The capability to adapt to change swiftly and smoothly is one of the best ways to ensure business viability. The last five years has seen data and device use going wireless and mobile, with more businesses making the most of their manpower and the devices these personnel use.
Smaller, lighter devices are replacing larger machines and enabling people to do business whether they are in the office, at home or stuck in traffic.
The arena of EM where organizations utilize mobile devices offers great benefits, but it also has its risky areas. Dimension Data’s experience in deploying wireless infrastructure and enterprise mobility solutions across multiple industries and geographies provides benefits for organizations that seek this kind of expertise from the systems integration specialist.
Dimension Data provides enterprises with EM solutions. The company has valuable insights into the challenges, best practices and technologies in the EM space with its Enterprise Mobility Development Model (EMDM), which helps organizations prioritize their investments in wireless and mobility projects.
EMDM is a collaborative workshop tool that enables users to cycle through critical reflection points for addressing and progressing
through its EM capabilities and strategies. It maps the current stage of an organization's standing in terms of the various disciplines of enterprise mobility, their desired future state and a development path to achieve their goals.
Speaking at the Ayala Group of Companies' recently-concluded ICT Summit 2013, Dimension Data General Manager for Security Solutions and Enterprise Mobility Guido Crucq weighed in on the pros and cons of EM, BYOD and wireless connectivity.
With EM, organizations can respond faster to customer needs, reduce costs and increase productivity by saving time on paperwork and processes by empowering their personnel to complete these tasks while on the go.
Crucq said that while BYOD is gaining popularity, many enterprises are cautious in their approach to wireless connectivity and EM “because of security concerns, and the need to be flexible in using multiple platforms simultaneously, among other things.”
He cited a recent Ovum Global BYOD survey across 20 industries. The global average given by this IT think-tank is this: 57.1 percent of businesses allow and support BYOD in the workplace. The highest numbers, at close to 70 percent in this survey, come from the IT & Telecoms and Financial Services businesses, followed by Media/Publishing at over 65 percent.
Crucq also cited a study by Gallup Consulting that showed that “companies with engaged employees see 18 percent higher productivity and 51 percent lower turnover.” According to him, organizations “see a 20-percent to 25-percent boost in productivity with the use of social media.”
Cost-efficient, productivity-enhancing and choice-empowering system are all good, but Crucq cautioned that organizations seeking to leverage EM must also focus on securing their networks and supporting several operating system platforms and versions across several device types.

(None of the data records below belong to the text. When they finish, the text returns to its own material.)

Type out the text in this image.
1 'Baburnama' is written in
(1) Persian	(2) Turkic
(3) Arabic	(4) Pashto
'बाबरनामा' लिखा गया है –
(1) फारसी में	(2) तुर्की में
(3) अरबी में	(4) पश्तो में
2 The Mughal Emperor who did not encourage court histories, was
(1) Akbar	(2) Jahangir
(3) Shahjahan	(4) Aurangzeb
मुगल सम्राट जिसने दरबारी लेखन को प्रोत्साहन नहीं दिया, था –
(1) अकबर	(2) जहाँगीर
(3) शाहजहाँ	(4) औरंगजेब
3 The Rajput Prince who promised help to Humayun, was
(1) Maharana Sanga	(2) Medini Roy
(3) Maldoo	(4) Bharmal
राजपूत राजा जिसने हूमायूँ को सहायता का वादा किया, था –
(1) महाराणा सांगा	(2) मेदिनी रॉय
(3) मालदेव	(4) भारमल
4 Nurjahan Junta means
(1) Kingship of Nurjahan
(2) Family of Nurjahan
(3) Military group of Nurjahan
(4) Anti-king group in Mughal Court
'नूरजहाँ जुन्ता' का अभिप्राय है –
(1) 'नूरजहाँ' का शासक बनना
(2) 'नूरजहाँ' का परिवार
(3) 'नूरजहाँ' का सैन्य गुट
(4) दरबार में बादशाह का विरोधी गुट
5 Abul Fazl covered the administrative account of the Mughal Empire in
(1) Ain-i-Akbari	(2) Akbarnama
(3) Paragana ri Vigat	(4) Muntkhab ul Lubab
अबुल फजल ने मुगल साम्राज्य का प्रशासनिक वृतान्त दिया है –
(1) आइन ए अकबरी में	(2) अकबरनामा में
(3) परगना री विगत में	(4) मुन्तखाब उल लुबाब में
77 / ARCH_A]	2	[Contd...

In this increasingly net-connected world, any organization adopting EM must be vigilant about external threats: Distributed denial of service (DDOS) attacks and mass attempts at identity theft that target not just the organization’s IT systems, but their end-users and customers, too.
Crucq also shared EM best practices: First, “establish a strategic roadmap” to enable the organization to “better understand the EM environment and develop their strategy. Next, he recommended using the roadmap to “align all stakeholders in an organization on their 'as-is' and required 'to-be' range of EM competencies.” He said organizations embarking on the EM path should “produce a prioritized list of projects and visual roadmap to close the gap” between where an organization stands and where it wants to be.
Operating systems and malware: Android (over 600 versions and 79 percent of total malware attacks); Windows 8 (five versions and 0.3 percent of malware attacks); BlackBerry (four versions and 0.1 percent of malware attacks) and; MacOS (three versions and 0.7 percent of malware attacks).
To keep an EM network secure, the CIO and tech support team of an organization must ensure that secure device management covers device configuration, device inventory, posture assessment, user access, secure connectivity, the ability to do a remote wipe on a misplaced or stolen device when needed, data protection and encryption and the white-listing and black-listing of specific applications.